NO NO NO OH GOD
NOT FOR NAUGHT

SECOND LIEUTENANT HAROLD HARDING LINZELL MC

BORDER REGIMENT

3RD JULY 1916 AGE 21

BURIED: DANZIG ALLEY BRITISH CEMETERY, MAMETZ, FRANCE


This inscription heads Chapter 4 of 'The Quick and the Dead, Fallen Soldiers and their Families in the Great War by Richard van Emden. We can read it as Harold Linzell's mother railing against God for her son's death, and desperately pleading that it shouldn't be in vain.

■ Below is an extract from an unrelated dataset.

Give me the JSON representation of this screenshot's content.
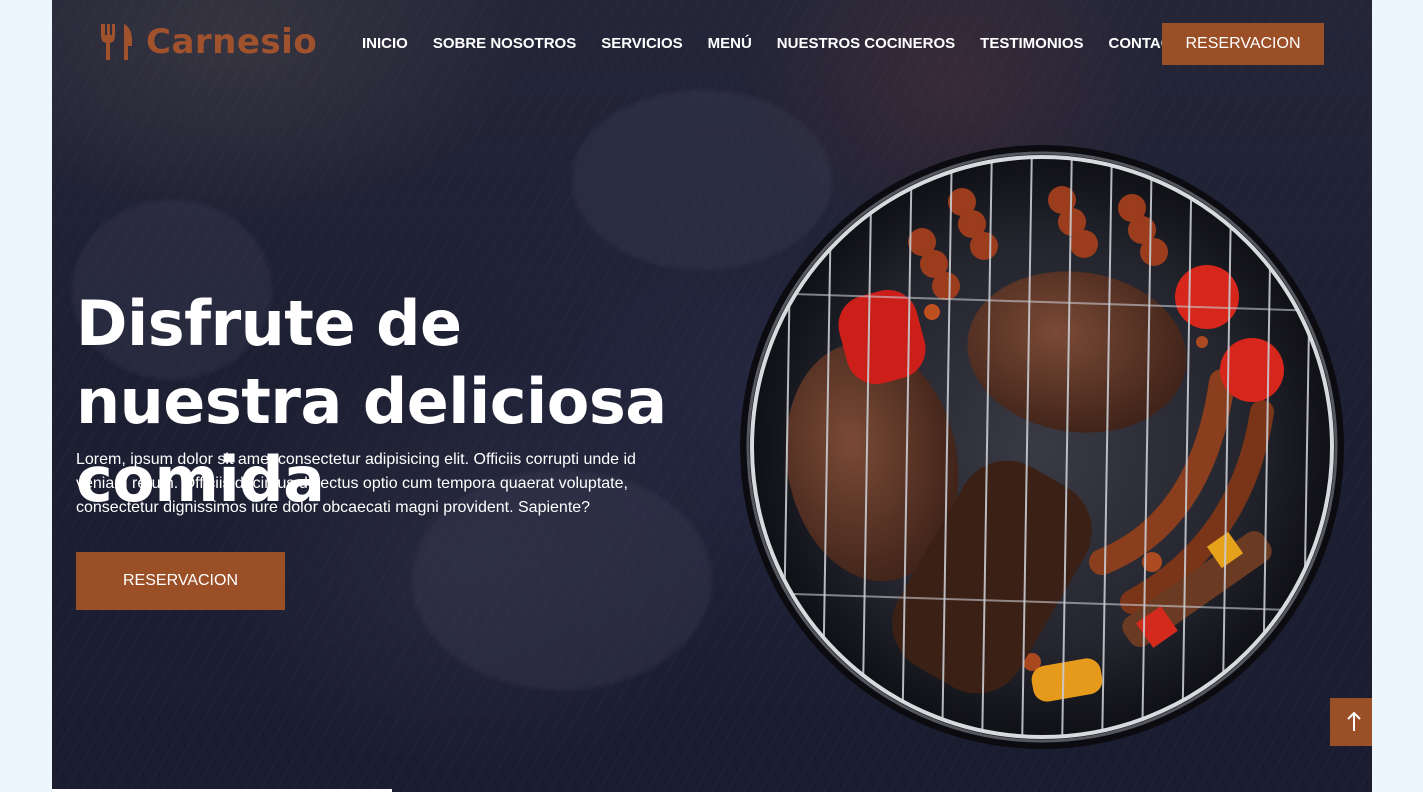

But is this what she meant?
There's a hymn by the Scottish hymn writer Horatius Bonar of which these are the first two verses:

Go, labour on! spend and be spent,
Thy joy to do the Father's will:
It is the way the master went;
Should not the servant tread it still?

Go labour on! 'tis not for naught
Thine earthly loss is heavenly gain;
Men heed thee, love thee, praise thee not;
The master praises: what are men?

It is your joy to do God's bidding, why should you not tread the difficult way God's son trod, what does it matter what men say because God will reward you in the end: "Soon thou shall hear the Bridegroom's voice, The midnight peal, "Behold I come!"
Harold Linzell enlisted in September 1914 and served as a private until September 1915 when he was commissioned into The Border Regiment. That December he was awarded a Military Cross, the citation reading:

"For conspicuous gallantry. After a heavy bombardment the enemy exploded a mine and Second Lieutenant Linzell showed great courage and ability throughout the night in leading and directing the working and wiring parties, who put the crater in a state of defence. Although bombed frequently by the enemy, he succeeded in carrying out the work before daylight."

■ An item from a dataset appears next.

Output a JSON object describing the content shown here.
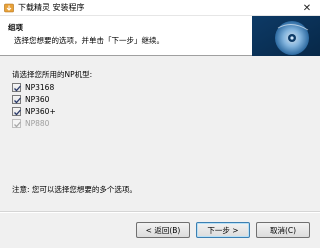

Linzell kept a diary from 1 January to 30 June 1916. This was edited by MA Argyle and published in 1981 as Fallen on the Somme: the war diary of Second Lieutenant HH Linzell. According to a review in Great War Forum, the diary looks as though it was a series of aide memoires for future reference. The fact that it survived its owner, who was killed in an attack at Fricourt, is attributed to the note inside the front cover:

"In the event of the owner losing this diary or of being "whizz banged, crumped, bombed, bayonetted or sniped" with fatal results to the said person, please forward (risking 'Base Censor') to Mrs FL Linzell, Corner House, The Grove, Finchley, London.

Mrs FL Linzell was his mother although the War Graves Commission records that twenty-one-year old Harold Linzell had a wife, Mrs Eva Linzell.